Prior work on generating explanations in a planning and decision-making context has focused on providing the rationale behind an AI agent's decision making. While these methods provide the right explanations from the explainer's perspective, they fail to heed the cognitive requirement of understanding an explanation from the explainee's (the human's) perspective. In this work, we set out to address this issue by first considering the influence of information order in an explanation, or the progressiveness of explanations. Intuitively, progression builds later concepts on previous ones and is known to contribute to better learning. In this work, we aim to investigate similar effects during explanation generation when an explanation is broken into multiple parts that are communicated sequentially. The challenge here lies in modeling the humans' preferences for information order in receiving such explanations to assist understanding. Given this sequential process, a formulation based on goal-based MDP for generating progressive explanations is presented.
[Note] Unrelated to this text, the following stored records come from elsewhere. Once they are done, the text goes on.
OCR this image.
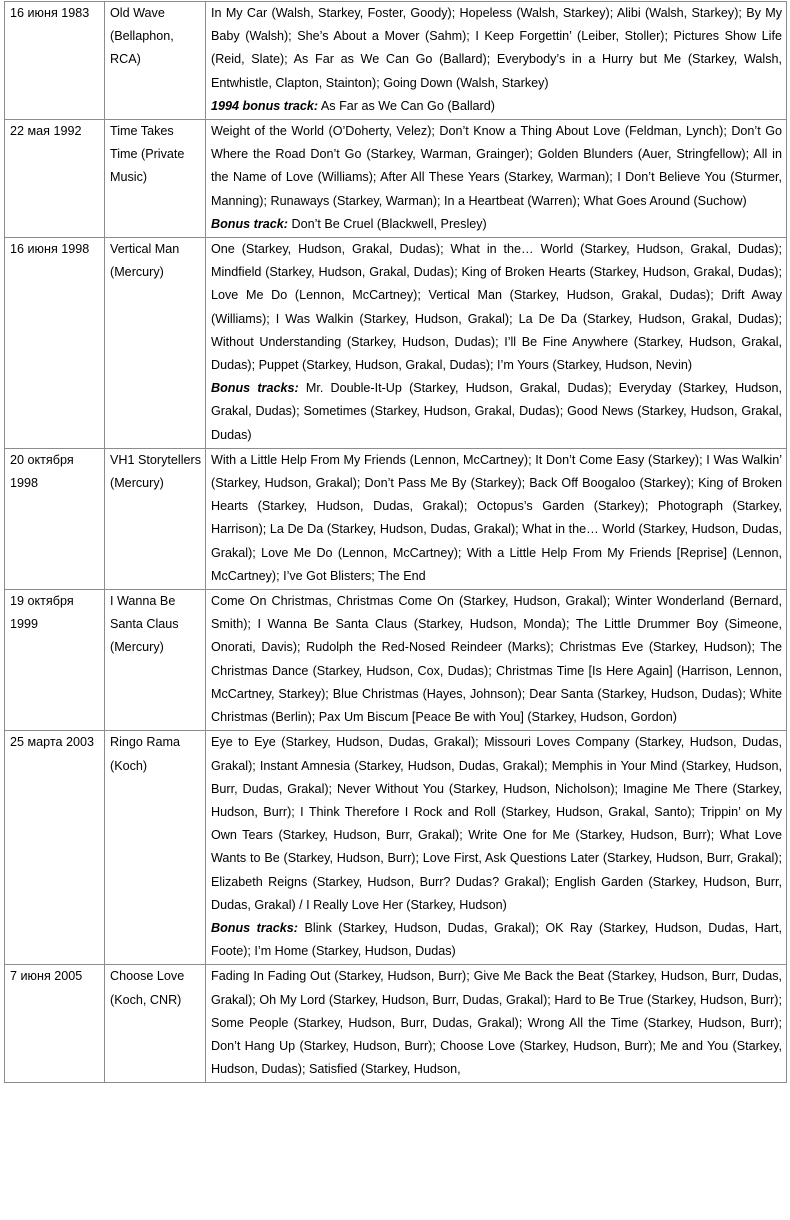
16 июня 1983	Old Wave (Bellaphon, RCA)	In My Car (Walsh, Starkey, Foster, Goody); Hopeless (Walsh, Starkey); Alibi (Walsh, Starkey); By My Baby (Walsh); She’s About a Mover (Sahm); I Keep Forgettin’ (Leiber, Stoller); Pictures Show Life (Reid, Slate); As Far as We Can Go (Ballard); Everybody’s in a Hurry but Me (Starkey, Walsh, Entwhistle, Clapton, Stainton); Going Down (Walsh, Starkey)

1994 bonus track: As Far as We Can Go (Ballard)

22 мая 1992	Time Takes Time (Private Music)	Weight of the World (O’Doherty, Velez); Don’t Know a Thing About Love (Feldman, Lynch); Don’t Go Where the Road Don’t Go (Starkey, Warman, Grainger); Golden Blunders (Auer, Stringfellow); All in the Name of Love (Williams); After All These Years (Starkey, Warman); I Don’t Believe You (Sturmer, Manning); Runaways (Starkey, Warman); In a Heartbeat (Warren); What Goes Around (Suchow)

Bonus track: Don’t Be Cruel (Blackwell, Presley)

16 июня 1998	Vertical Man (Mercury)	One (Starkey, Hudson, Grakal, Dudas); What in the… World (Starkey, Hudson, Grakal, Dudas); Mindfield (Starkey, Hudson, Grakal, Dudas); King of Broken Hearts (Starkey, Hudson, Grakal, Dudas); Love Me Do (Lennon, McCartney); Vertical Man (Starkey, Hudson, Grakal, Dudas); Drift Away (Williams); I Was Walkin (Starkey, Hudson, Grakal); La De Da (Starkey, Hudson, Grakal, Dudas); Without Understanding (Starkey, Hudson, Dudas); I’ll Be Fine Anywhere (Starkey, Hudson, Grakal, Dudas); Puppet (Starkey, Hudson, Grakal, Dudas); I’m Yours (Starkey, Hudson, Nevin)

Bonus tracks: Mr. Double-It-Up (Starkey, Hudson, Grakal, Dudas); Everyday (Starkey, Hudson, Grakal, Dudas); Sometimes (Starkey, Hudson, Grakal, Dudas); Good News (Starkey, Hudson, Grakal, Dudas)

20 октября 1998	VH1 Storytellers (Mercury)	With a Little Help From My Friends (Lennon, McCartney); It Don’t Come Easy (Starkey); I Was Walkin’ (Starkey, Hudson, Grakal); Don’t Pass Me By (Starkey); Back Off Boogaloo (Starkey); King of Broken Hearts (Starkey, Hudson, Dudas, Grakal); Octopus’s Garden (Starkey); Photograph (Starkey, Harrison); La De Da (Starkey, Hudson, Dudas, Grakal); What in the… World (Starkey, Hudson, Dudas, Grakal); Love Me Do (Lennon, McCartney); With a Little Help From My Friends [Reprise] (Lennon, McCartney); I’ve Got Blisters; The End

19 октября 1999	I Wanna Be Santa Claus (Mercury)	Come On Christmas, Christmas Come On (Starkey, Hudson, Grakal); Winter Wonderland (Bernard, Smith); I Wanna Be Santa Claus (Starkey, Hudson, Monda); The Little Drummer Boy (Simeone, Onorati, Davis); Rudolph the Red-Nosed Reindeer (Marks); Christmas Eve (Starkey, Hudson); The Christmas Dance (Starkey, Hudson, Cox, Dudas); Christmas Time [Is Here Again] (Harrison, Lennon, McCartney, Starkey); Blue Christmas (Hayes, Johnson); Dear Santa (Starkey, Hudson, Dudas); White Christmas (Berlin); Pax Um Biscum [Peace Be with You] (Starkey, Hudson, Gordon)

25 марта 2003	Ringo Rama (Koch)	Eye to Eye (Starkey, Hudson, Dudas, Grakal); Missouri Loves Company (Starkey, Hudson, Dudas, Grakal); Instant Amnesia (Starkey, Hudson, Dudas, Grakal); Memphis in Your Mind (Starkey, Hudson, Burr, Dudas, Grakal); Never Without You (Starkey, Hudson, Nicholson); Imagine Me There (Starkey, Hudson, Burr); I Think Therefore I Rock and Roll (Starkey, Hudson, Grakal, Santo); Trippin’ on My Own Tears (Starkey, Hudson, Burr, Grakal); Write One for Me (Starkey, Hudson, Burr); What Love Wants to Be (Starkey, Hudson, Burr); Love First, Ask Questions Later (Starkey, Hudson, Burr, Grakal); Elizabeth Reigns (Starkey, Hudson, Burr? Dudas? Grakal); English Garden (Starkey, Hudson, Burr, Dudas, Grakal) / I Really Love Her (Starkey, Hudson)

Bonus tracks: Blink (Starkey, Hudson, Dudas, Grakal); OK Ray (Starkey, Hudson, Dudas, Hart, Foote); I’m Home (Starkey, Hudson, Dudas)

7 июня 2005	Choose Love (Koch, CNR)	Fading In Fading Out (Starkey, Hudson, Burr); Give Me Back the Beat (Starkey, Hudson, Burr, Dudas, Grakal); Oh My Lord (Starkey, Hudson, Burr, Dudas, Grakal); Hard to Be True (Starkey, Hudson, Burr); Some People (Starkey, Hudson, Burr, Dudas, Grakal); Wrong All the Time (Starkey, Hudson, Burr); Don’t Hang Up (Starkey, Hudson, Burr); Choose Love (Starkey, Hudson, Burr); Me and You (Starkey, Hudson, Dudas); Satisfied (Starkey, Hudson,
The reward function of this MDP is learned via inverse reinforcement learning based on explanations that are retrieved via human subject studies. We first evaluated our approach on a scavenger-hunt domain to demonstrate its effectively in capturing the humans' preferences. Upon analyzing the results, it revealed something more fundamental: the preferences arise strongly from both domain dependent and independence features. The correlation with domain independent features pushed us to verify this result further in an escape room domain. Results confirmed our hypothesis that the process of understanding an explanation was a dynamic process. The human preference that reflected this aspect corresponded exactly to the progression for knowledge assimilation hidden deeper in our cognitive process.